Raising a strong-willed child? It may not be easy but let’s face it, she’s the one you don’t have to worry about when you’re not there to protect her. Strong-willed children come with built-in features that are often difficult to teach like tenacity, grit, independence and the ability to withstand peer pressure. Research shows strong-willed children grow up to make some of the best entrepreneurs, innovators and leaders because of the very quality that makes it difficult to parent them: they disrupt and challenge the norm.
So how do you nurture these amazing qualities without breaking their spirit? It may be important to first understand the inner workings of a strong-willed child. Strong-willed children are guided by a strong sense of integrity. When you’re young, this moral compass often seems excessive. It may not make sense to us why socks have to be put on a certain way or why a child has to face a particular window while eating their cereal. This stubborn streak can be viewed as defiance for the sake of defiance. But for strong-willed children, they are merely adhering to their own moral code. And they will often put their desire to be right above all else.
So it should come as no surprise that they hate being told what to do. Strong-willed children would much rather learn for themselves, or to at least understand the reason for doing something instead of blindly acquiescing to it. This is also why they seem to constantly test boundaries. They also want desperately to have autonomy and be in control of their own domain. So yes, they can prove to be a handful!
But consider the plus side. They are impervious to peer pressure, they are naturally independent and the constant quest for “why not?” makes them see possibilities in situations most people would simply accept as status quo. We desperately need them to be the movers and shakers of tomorrow. So while it would be convenient if your strong-willed child did what you told her do simply because you said so, consider what’s at the heart of this wish. You probably don’t want your child to merely adhere to an authority figure. You want her to listen to you because she trusts you. This takes time and effort. Here’s are some tips on how to hone and nurture their talents.
- Try to teach them through experience. Tell a strong-willed not to do something, and she’ll immediately become curious as to why not. Strong-willed children are experimental learners. So if they’re not in any danger, it’s probably best to take the time to show them why they should or should not do something. If you can’t show them, take the time to explain the logic behind rules and requests.
- Provide options. Nobody likes being told what to do. But strong-willed children find this particularly unpalatable.

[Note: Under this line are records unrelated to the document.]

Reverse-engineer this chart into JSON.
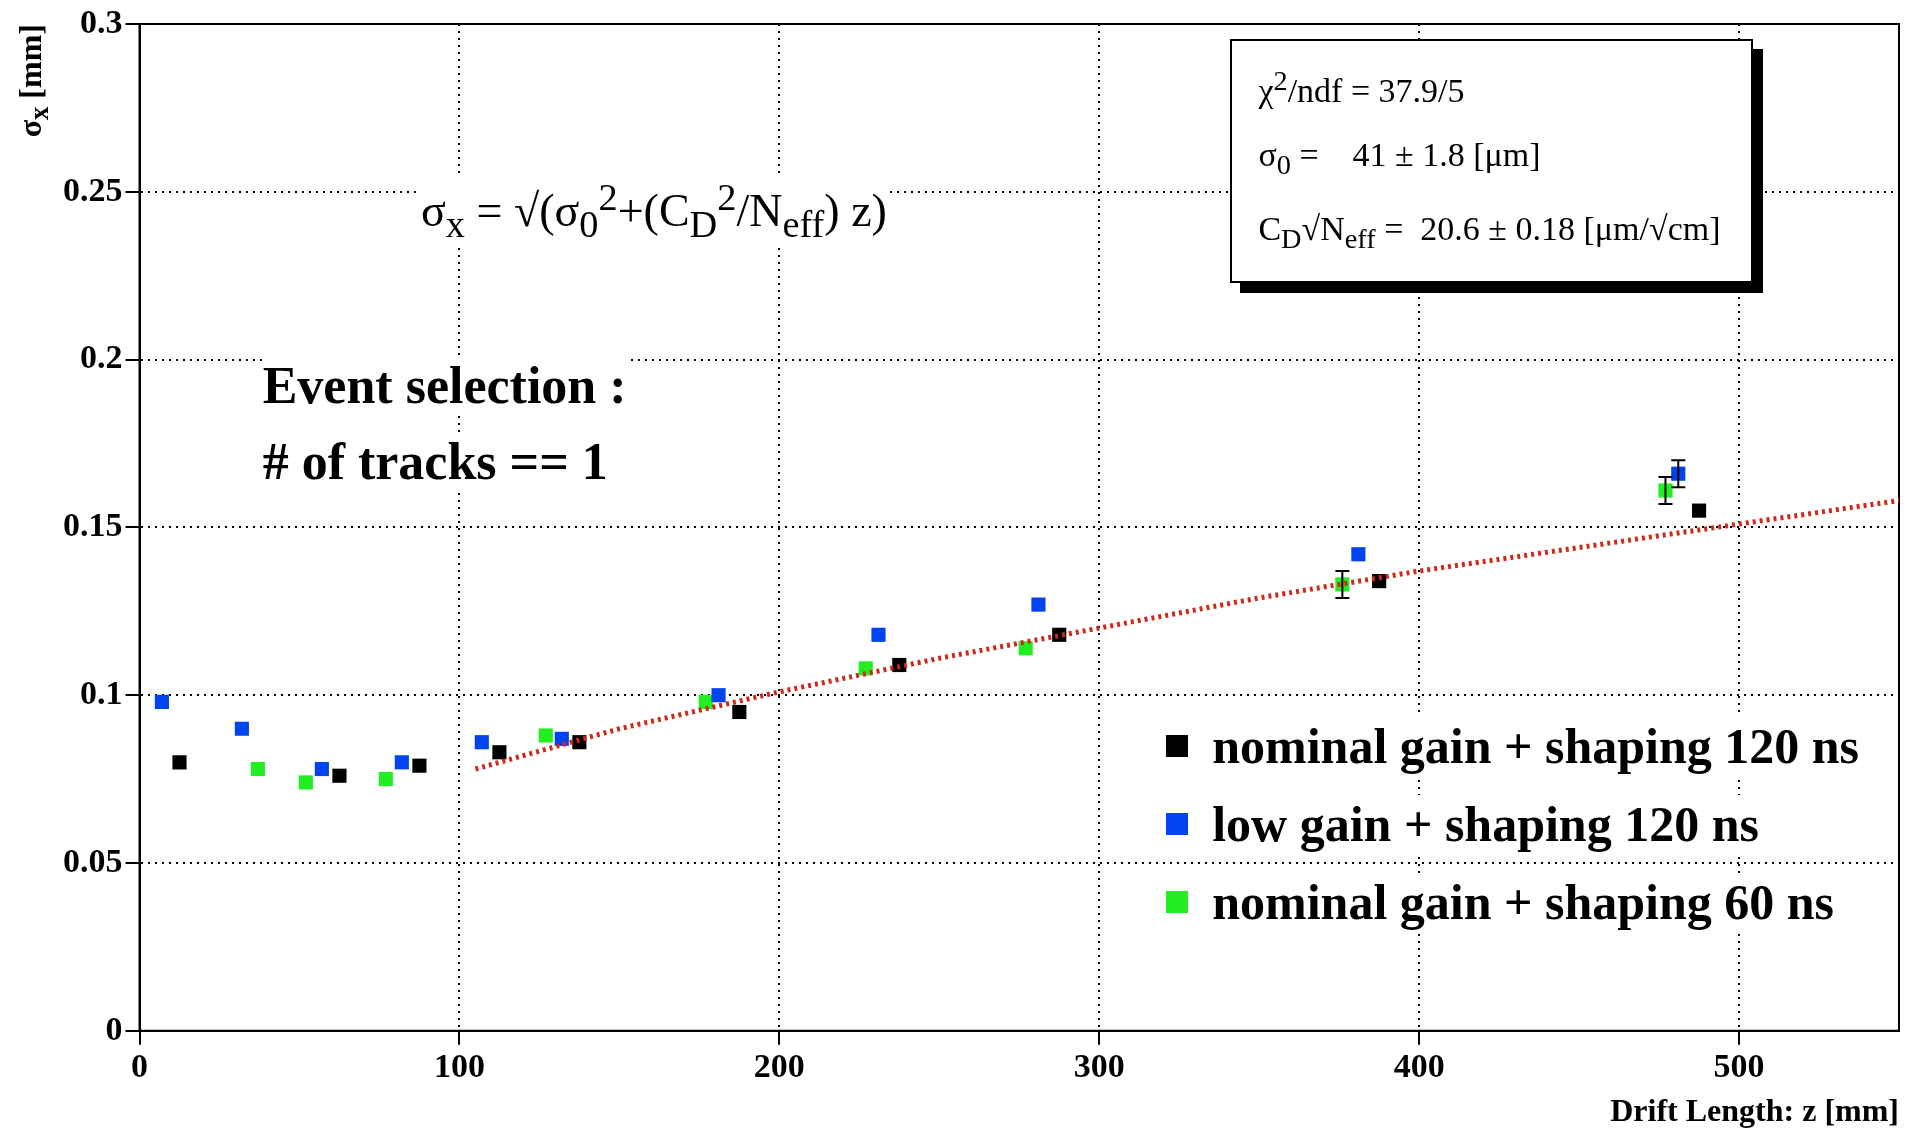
{
  "chart_data": {
    "type": "scatter",
    "xlabel": "Drift Length: z [mm]",
    "ylabel": "σ$_{x}$ [mm]",
    "xlim": [
      0,
      550
    ],
    "xticks": [
      0,
      100,
      200,
      300,
      400,
      500
    ],
    "ylim": [
      0,
      0.3
    ],
    "yticks": [
      0,
      0.05,
      0.1,
      0.15,
      0.2,
      0.25,
      0.3
    ],
    "grid": true,
    "legend": "bottom right",
    "marker": "square",
    "series": [
      {
        "name": "nominal gain + shaping 120 ns",
        "color": "#000000",
        "x": [
          12.5,
          62.5,
          87.5,
          112.5,
          137.5,
          187.5,
          237.5,
          287.5,
          387.5,
          487.5
        ],
        "values": [
          0.08,
          0.076,
          0.079,
          0.083,
          0.086,
          0.095,
          0.109,
          0.118,
          0.134,
          0.155
        ]
      },
      {
        "name": "low gain + shaping 120 ns",
        "color": "#0044ee",
        "x": [
          7,
          32,
          57,
          82,
          107,
          132,
          181,
          231,
          281,
          381,
          481
        ],
        "values": [
          0.098,
          0.09,
          0.078,
          0.08,
          0.086,
          0.087,
          0.1,
          0.118,
          0.127,
          0.142,
          0.166
        ],
        "errors": [
          null,
          null,
          null,
          null,
          null,
          null,
          null,
          null,
          null,
          null,
          0.004
        ]
      },
      {
        "name": "nominal gain + shaping 60 ns",
        "color": "#22ee22",
        "x": [
          37,
          52,
          77,
          127,
          177,
          227,
          277,
          376,
          477
        ],
        "values": [
          0.078,
          0.074,
          0.075,
          0.088,
          0.098,
          0.108,
          0.114,
          0.133,
          0.161
        ],
        "errors": [
          null,
          null,
          null,
          null,
          null,
          null,
          null,
          0.004,
          0.004
        ]
      },
      {
        "type": "line",
        "color": "#cc2a1a",
        "line_style": "dotted",
        "marker": "none",
        "x": [
          105,
          150,
          200,
          250,
          300,
          350,
          400,
          450,
          500,
          550
        ],
        "values": [
          0.078,
          0.09,
          0.101,
          0.111,
          0.12,
          0.129,
          0.137,
          0.144,
          0.151,
          0.158
        ]
      }
    ],
    "annotations": [
      "χ$^{2}$/ndf = 37.9/5",
      "σ$_{0}$ =    41 ± 1.8 [μm]",
      "C$_{D}$√N$_{eff}$ =  20.6 ± 0.18 [μm/√cm]",
      "σ$_{x}$ = √(σ$_{0}$$^{2}$+(C$_{D}$$^{2}$/N$_{eff}$) z)",
      "Event selection :",
      "# of tracks == 1"
    ]
  }
}
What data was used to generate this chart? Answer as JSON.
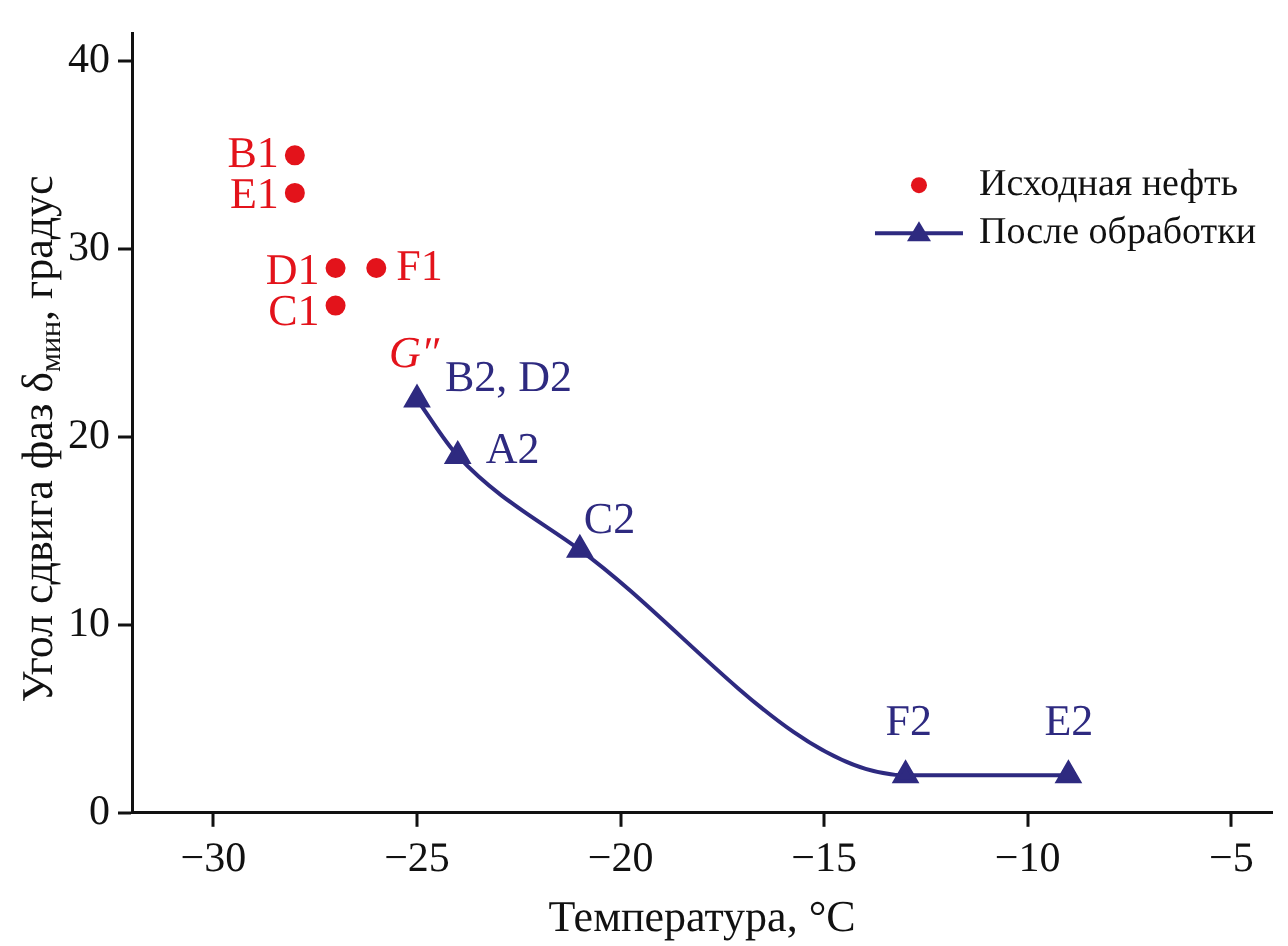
{
  "chart_data": {
    "type": "scatter",
    "xlabel": "Температура, °C",
    "ylabel": "Угол сдвига фаз δ$_{мин}$, градус",
    "xlim": [
      -32,
      -4
    ],
    "ylim": [
      0,
      41.5
    ],
    "xticks": [
      -30,
      -25,
      -20,
      -15,
      -10,
      -5
    ],
    "yticks": [
      0,
      10,
      20,
      30,
      40
    ],
    "grid": false,
    "legend": "top right",
    "series": [
      {
        "name": "Исходная нефть",
        "type": "scatter",
        "marker": "circle",
        "color": "#e3131b",
        "x": [
          -28,
          -28,
          -27,
          -26,
          -27
        ],
        "values": [
          35,
          33,
          29,
          29,
          27
        ]
      },
      {
        "name": "После обработки",
        "type": "line",
        "marker": "triangle",
        "color": "#2e2a80",
        "x": [
          -25,
          -24,
          -21,
          -13,
          -9
        ],
        "values": [
          22,
          19,
          14,
          2,
          2
        ]
      }
    ],
    "annotations": [
      {
        "text": "B1",
        "x": -28,
        "y": 35
      },
      {
        "text": "E1",
        "x": -28,
        "y": 33
      },
      {
        "text": "D1",
        "x": -27,
        "y": 29
      },
      {
        "text": "F1",
        "x": -26,
        "y": 29
      },
      {
        "text": "C1",
        "x": -27,
        "y": 27
      },
      {
        "text": "G″",
        "x": -25,
        "y": 22
      },
      {
        "text": "B2, D2",
        "x": -25,
        "y": 22
      },
      {
        "text": "A2",
        "x": -24,
        "y": 19
      },
      {
        "text": "C2",
        "x": -21,
        "y": 14
      },
      {
        "text": "F2",
        "x": -13,
        "y": 2
      },
      {
        "text": "E2",
        "x": -9,
        "y": 2
      }
    ]
  }
}
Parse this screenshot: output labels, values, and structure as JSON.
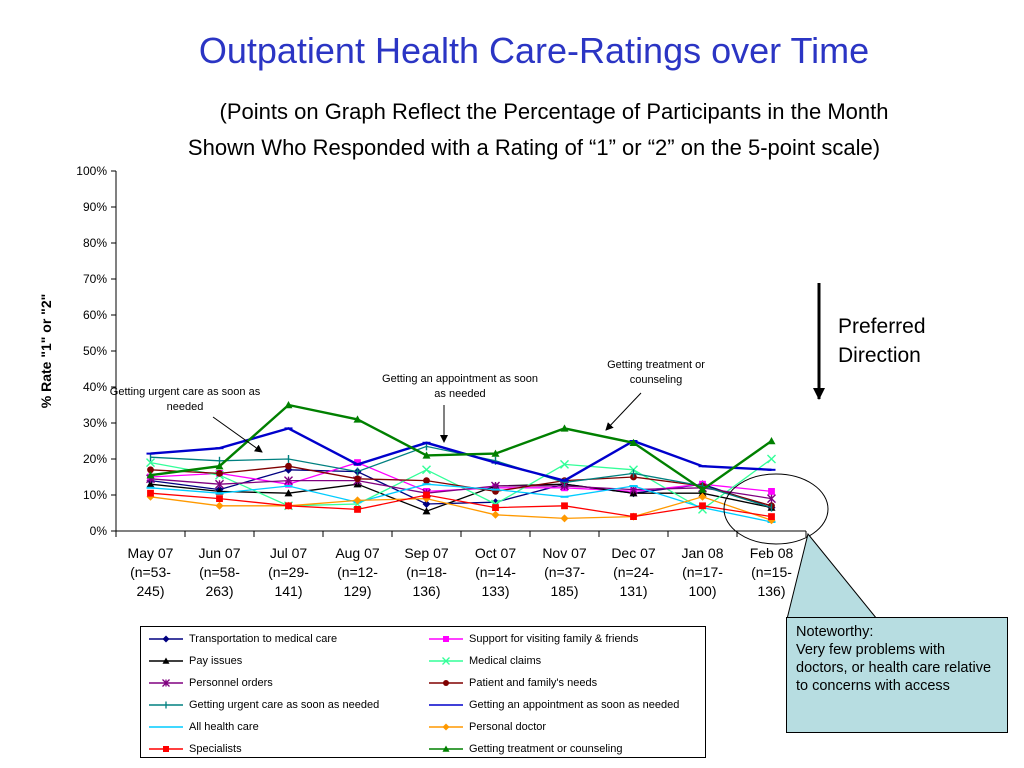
{
  "title": "Outpatient Health Care-Ratings over Time",
  "subtitle": {
    "line1": "(Points on Graph Reflect the Percentage of Participants in the Month",
    "line2": "Shown Who Responded with a Rating of “1” or “2” on the 5-point scale)"
  },
  "annotations": {
    "urgent": "Getting urgent care as soon as needed",
    "appointment": "Getting an appointment as soon as needed",
    "treatment": "Getting treatment or counseling",
    "preferred_line1": "Preferred",
    "preferred_line2": "Direction",
    "noteworthy_title": "Noteworthy:",
    "noteworthy_body": "Very few problems with doctors, or health care relative to concerns with access"
  },
  "chart_data": {
    "type": "line",
    "ylabel": "% Rate \"1\" or \"2\"",
    "ylim": [
      0,
      100
    ],
    "yticks": [
      "0%",
      "10%",
      "20%",
      "30%",
      "40%",
      "50%",
      "60%",
      "70%",
      "80%",
      "90%",
      "100%"
    ],
    "categories": [
      [
        "May 07",
        "(n=53-",
        "245)"
      ],
      [
        "Jun 07",
        "(n=58-",
        "263)"
      ],
      [
        "Jul 07",
        "(n=29-",
        "141)"
      ],
      [
        "Aug 07",
        "(n=12-",
        "129)"
      ],
      [
        "Sep 07",
        "(n=18-",
        "136)"
      ],
      [
        "Oct 07",
        "(n=14-",
        "133)"
      ],
      [
        "Nov 07",
        "(n=37-",
        "185)"
      ],
      [
        "Dec 07",
        "(n=24-",
        "131)"
      ],
      [
        "Jan 08",
        "(n=17-",
        "100)"
      ],
      [
        "Feb 08",
        "(n=15-",
        "136)"
      ]
    ],
    "series": [
      {
        "name": "Transportation to medical care",
        "color": "#000080",
        "marker": "diamond",
        "values": [
          14,
          11.5,
          17,
          16.5,
          7.5,
          8,
          13,
          10.5,
          13,
          6.5
        ]
      },
      {
        "name": "Support for visiting family & friends",
        "color": "#ff00ff",
        "marker": "square",
        "values": [
          15,
          16,
          13,
          19,
          11,
          12,
          12,
          11,
          13,
          11
        ]
      },
      {
        "name": "Pay issues",
        "color": "#000000",
        "marker": "triangle",
        "values": [
          13,
          11,
          10.5,
          13,
          5.5,
          12.5,
          13,
          10.5,
          10.5,
          6.5
        ]
      },
      {
        "name": "Medical claims",
        "color": "#33ff99",
        "marker": "x",
        "values": [
          19,
          15.5,
          7,
          7.5,
          17,
          7.5,
          18.5,
          17,
          6,
          20
        ]
      },
      {
        "name": "Personnel orders",
        "color": "#800080",
        "marker": "star",
        "values": [
          14.5,
          13,
          14,
          14,
          10.5,
          12.5,
          12.5,
          11.5,
          12,
          9
        ]
      },
      {
        "name": "Patient and family's needs",
        "color": "#800000",
        "marker": "circle",
        "values": [
          17,
          16,
          18,
          14.5,
          14,
          11,
          14,
          15,
          12.5,
          7
        ]
      },
      {
        "name": "Getting urgent care as soon as needed",
        "color": "#008080",
        "marker": "plus",
        "values": [
          20.5,
          19.5,
          20,
          16.5,
          23.5,
          19.5,
          13.5,
          16,
          12.5,
          6.5
        ]
      },
      {
        "name": "Getting an appointment as soon as needed",
        "color": "#0000cc",
        "marker": "dash",
        "values": [
          21.5,
          23,
          28.5,
          18.5,
          24.5,
          19,
          14,
          25,
          18,
          17
        ]
      },
      {
        "name": "All health care",
        "color": "#00ccff",
        "marker": "dash",
        "values": [
          12,
          10.5,
          12.5,
          8,
          13,
          11.5,
          9.5,
          12.5,
          6.5,
          2.5
        ]
      },
      {
        "name": "Personal doctor",
        "color": "#ff9900",
        "marker": "diamond",
        "values": [
          9.5,
          7,
          7,
          8.5,
          9,
          4.5,
          3.5,
          4,
          9.5,
          3
        ]
      },
      {
        "name": "Specialists",
        "color": "#ff0000",
        "marker": "square",
        "values": [
          10.5,
          9,
          7,
          6,
          10,
          6.5,
          7,
          4,
          7,
          4
        ]
      },
      {
        "name": "Getting treatment or counseling",
        "color": "#008000",
        "marker": "triangle",
        "values": [
          15.5,
          18,
          35,
          31,
          21,
          21.5,
          28.5,
          24.5,
          11.5,
          25
        ]
      }
    ]
  }
}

They need and crave autonomy and when you’re a kid, you get very little of it. There’s always a way to incorporate choices. Instead of telling them it’s bath time, ask them if they would like to go bath now or in 10 minutes. Or if your strong-willed child has done something that warrants an apology, give them the autonomy to figure out how they want to say sorry. Providing options helps strong-willed children save face, something that’s important to them.
- Meet them half way with empathy. Most strong-willed children are fighting for respect, and being told no over and can be be a blow to their ego. One way to help your child maintain her dignity is by empathy. After providing empathy, they’ll be more open to listen to what you have to say.
- Avoid power struggles by establishing routines. Even strong-willed children are the sum of their habits. Forming good habits is an excellent way for strong-willed children to learn the discipline of abiding by rules. Establishing routines and rules also takes a lot of the work out of parenting because you don’t have to explain the logic behind those rules over and over.
- Remind them of their superpowers. Having a stubborn streak will land strong-willed children in hot water. It comes with the territory. However, when they are reprimanded repeatedly, they can develop a negative view of themselves. “How come I’m always the one getting in trouble,” you may have heard your strong-willed child say. It’s imperative for your strong-willed child to view their tenacious streak as a strength as well, and that they do indeed possess a superpower they need to learn to harness. To illustrate this, I have leaned on Elsa, the Disney ice queen. Before learning how to harness her powers, she used them clumsily. But once she knew how to harness it, her powers became a thing of beauty and good. In the process of teaching your child how to harness her superpowers, it’s also important not to compare your child to a more easy-going sibling or friend, who possesses inherently different qualities and propensities altogether.